(Arrahmah.com) – Tanggal 23 Juli ditetapkan sebagai Hari Anak Nasional (HAN) sesuai keputusan Presiden Republik Indonesia Nomor 44 Tahun 1984, sebagai upaya menjamin pemenuhan hak anak atas kelangsungan hidup, tumbuh dan berkembang serta terlindungi dari kekerasan dan diskriminasi.
Untuk pelaksanaan kegiatan Hari Anak Nasional tahun ini mengambil tema “Bersatu Mewujudkan Indonesia Ramah Anak” dan Sub Temanya adalah “Saya Anak Indonesia Beriman, Jujur, Cerdas, Sehat, Berakhlak Mulia dan Berprestasi” dengan kepanitiannya diketuai oleh Kementrian Agama.
Bicara hari anak selalu dikaitkan dengan Konvensi Hak Anak (KHA) dan UU No. 23 tahun 2002 Tentang Perlindungan Anak. Di dalam salah satu pasal KHA yaitu pasal 12 ayat 1 dan pasal 10 UU No. 23 tahun 2002, secara lugas memberi ruang bagi anak atas nama “Hak Partisipasi Anak”, untuk didengar pendapatnya, menerima, mencari dan memberikan informasi sesuai dengan tingkat usia dan kecerdasannya dengan kebebasan.
Anak di arahkan untuk menuntut kebebasan berpendapat, menuntut pemenuhan kebutuhannya dengan sudut pandang manusia semata tanpa menggunakan agama sebagai sudut pandang kehidupan. Meskipun di dalam pasal 10 UU No. 23 / 2002 tersebut di ‘embel-embeli‘ dengan kata “sesuai dengan nilai-nilai kesusilaan dan kepatutan”, tetap saja hal ini tidak menunjukkan bahwa parameternya adalah agama. Lagipula nilai-nilai kesusilaan dan kepatutan itu tidak jelas ukurannya.
Selintas bagi orang awam, pasal-pasal tersebut memang bagus karena merupakan penghargaan bagi pandangan anak. Tetapi jika kita perhatikan, landasan kebebasan ini justru berbahaya karena suara manusia yang dijadikan penentu baik dan buruk sesuatu. Sedangkan kita pasti sangat tahu, bahwa ketika manusia itu menetapkan baik buruk, standar yang dipakai pastinya asas manfaat.
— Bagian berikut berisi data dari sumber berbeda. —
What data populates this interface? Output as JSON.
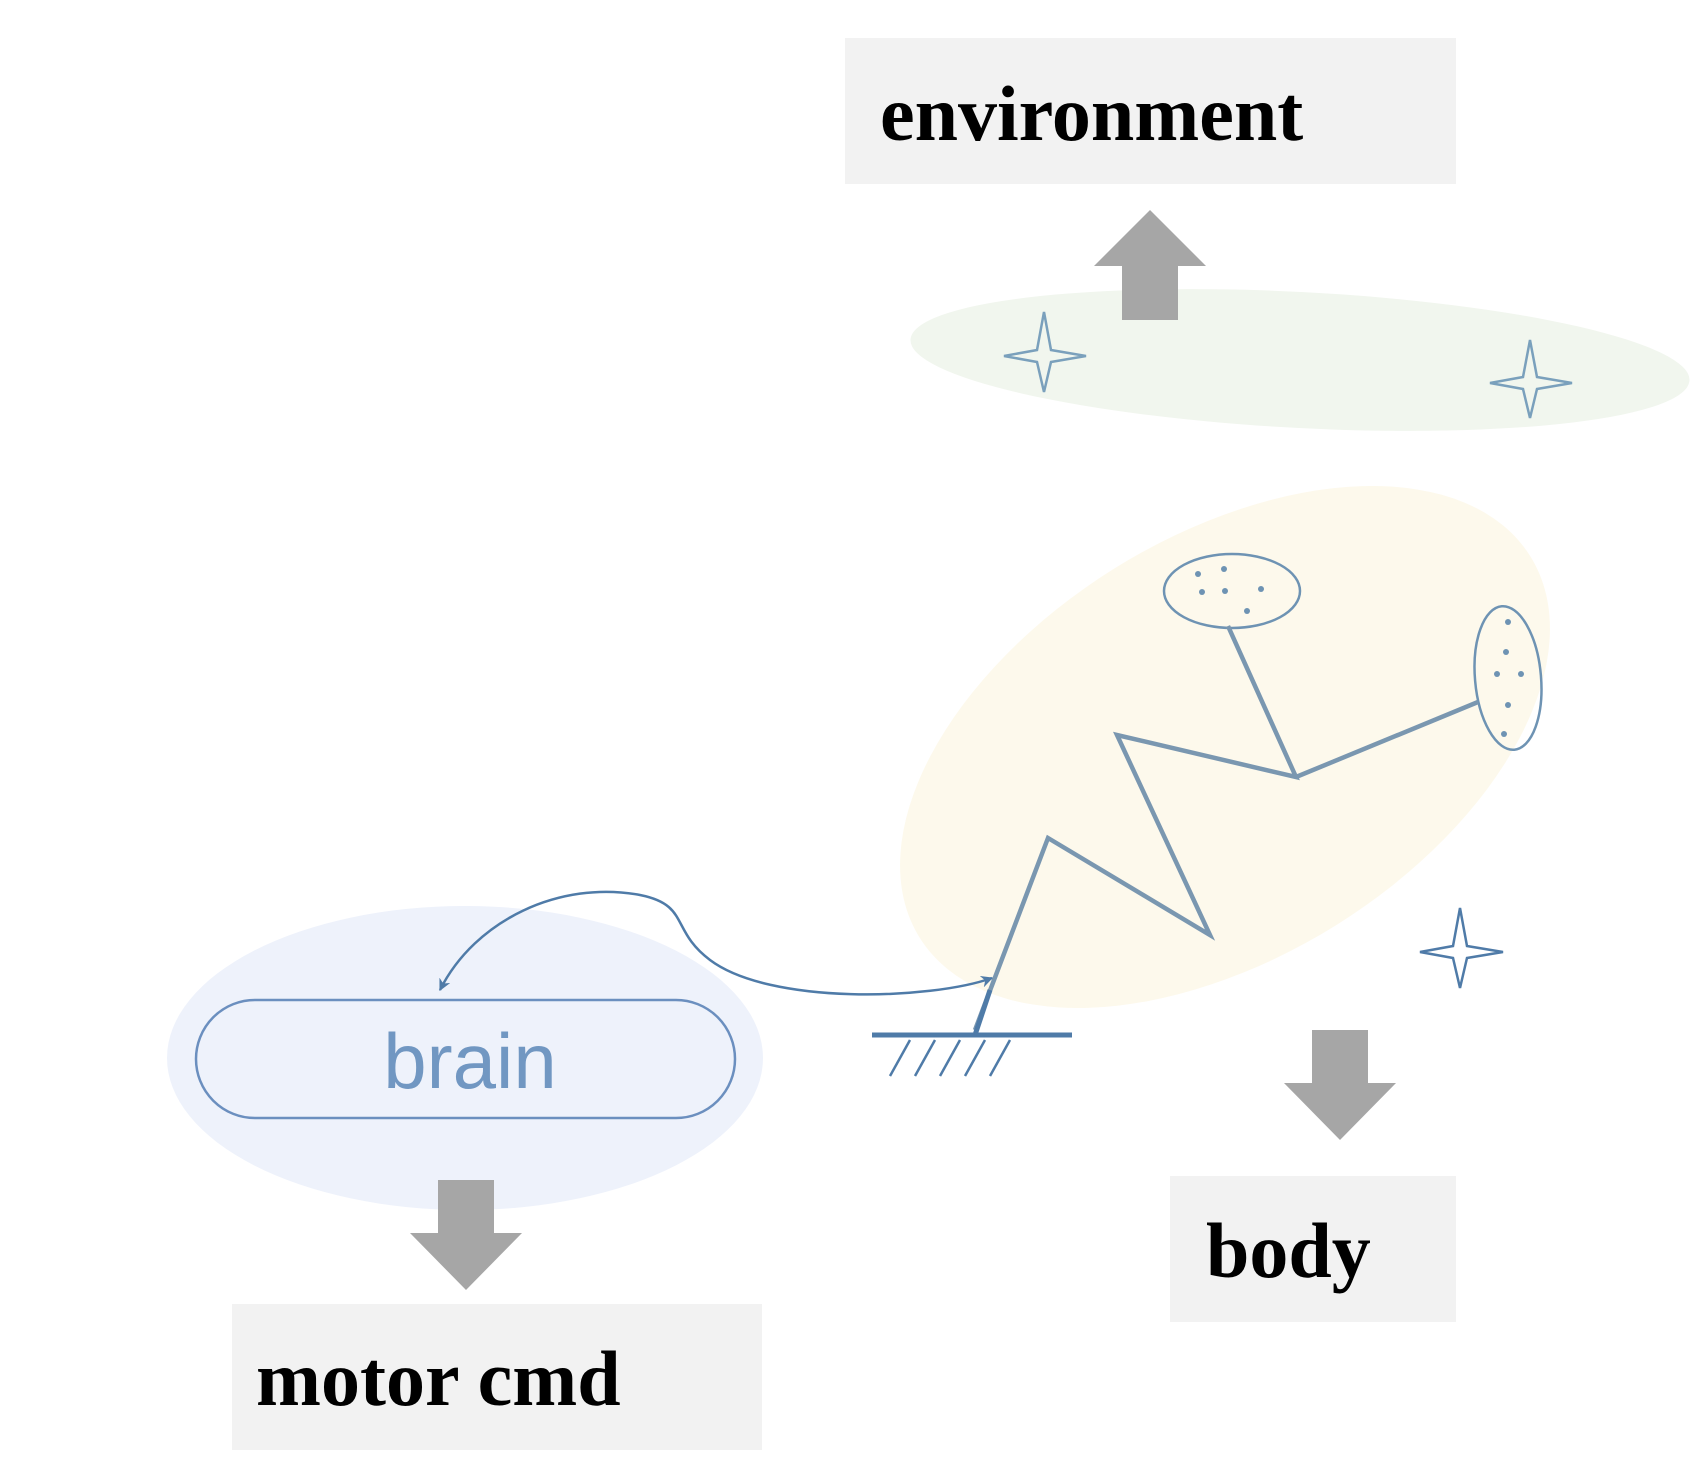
{
  "labels": {
    "environment": "environment",
    "body": "body",
    "motor_cmd": "motor cmd",
    "brain": "brain"
  },
  "colors": {
    "label_bg": "#f2f2f2",
    "label_text": "#000000",
    "arrow_fill": "#a6a6a6",
    "environment_region": "#f1f6ee",
    "body_region": "#fdf9ec",
    "brain_region": "#eef2fb",
    "brain_outline": "#6b8fbf",
    "brain_text": "#7197c2",
    "mechanism_stroke": "#6e93b3",
    "spring_stroke": "#7a97b0",
    "star_stroke": "#7aa0bc",
    "feedback_arrow": "#4f7ba8"
  },
  "icons": {
    "environment_markers": "four-point-star-icon",
    "body_marker": "four-point-star-icon",
    "ground": "ground-hatch-icon",
    "sensors": "sensor-pad-icon"
  }
}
Jika sesuatu itu bermanfaat bagi dirinya maka disebut “baik”, jika sebaliknya maka disebut “buruk”. Lagipula, manusia itu kan terbatas, tidak tahu apa yang terbaik buat dirinya dan apa yang buruk buat dirinya, koq malah disuruh menetapkan standar baik dan buruk???! Aneh!
Landasan kebebasan ini membuat anak boleh mengungkapkan pendapatnya tanpa batas. Bisa jadi, seorang anak nanti bilang dia merasa “terbelenggu”, ketika orangtuanya mengharuskan dia menutup aurat. Atau bisa jadi ada orang tua yang dilaporkan karena melarang anaknya terjun di dunia artis dengan alasan banyak kemaksiatan disana. Atau ketika orang tua melarang anaknya pacaran karena dilarang agama, malah dianggap melanggar HAM, dan lain sebagainya. Jika demikian, apa jadinya anak-anak kita kelak? Tentunya sangat jauh dari sub tema hari anak tahun ini.
Seharusnya, sudut pandang (cara berpikir) anak dan remaja Indonesia dibangun secara benar yakni dengan menjadikan aqidah dan hukum syara’ sebagai acuan berpikir. Dan bagi seorang muslim, ketika dia berbicara, berpendapat dan berperilaku sudah seharusnya mengikatkan diri kepada nash-nash al-Qur’an dan as-Sunnah dalam menentukan suatu perbuatan itu khoir – syaar (baik buruk) dan Hasan–Qabih (terpuji – tercela).
Jadi, Islam tidak melarang umatnya berpendapat. Islam tetap memberi ruang dalam mengeluarkan pendapat/pemikiran selama tidak bertentangan dengan nash syara’, bahkan Islam menuntut setiap muslim untuk berani menyampaikan kebenaran kepada siapa pun sekalipun satu ayat dan diberi imbalan pahala. So, masih ragukah dengan Islam?!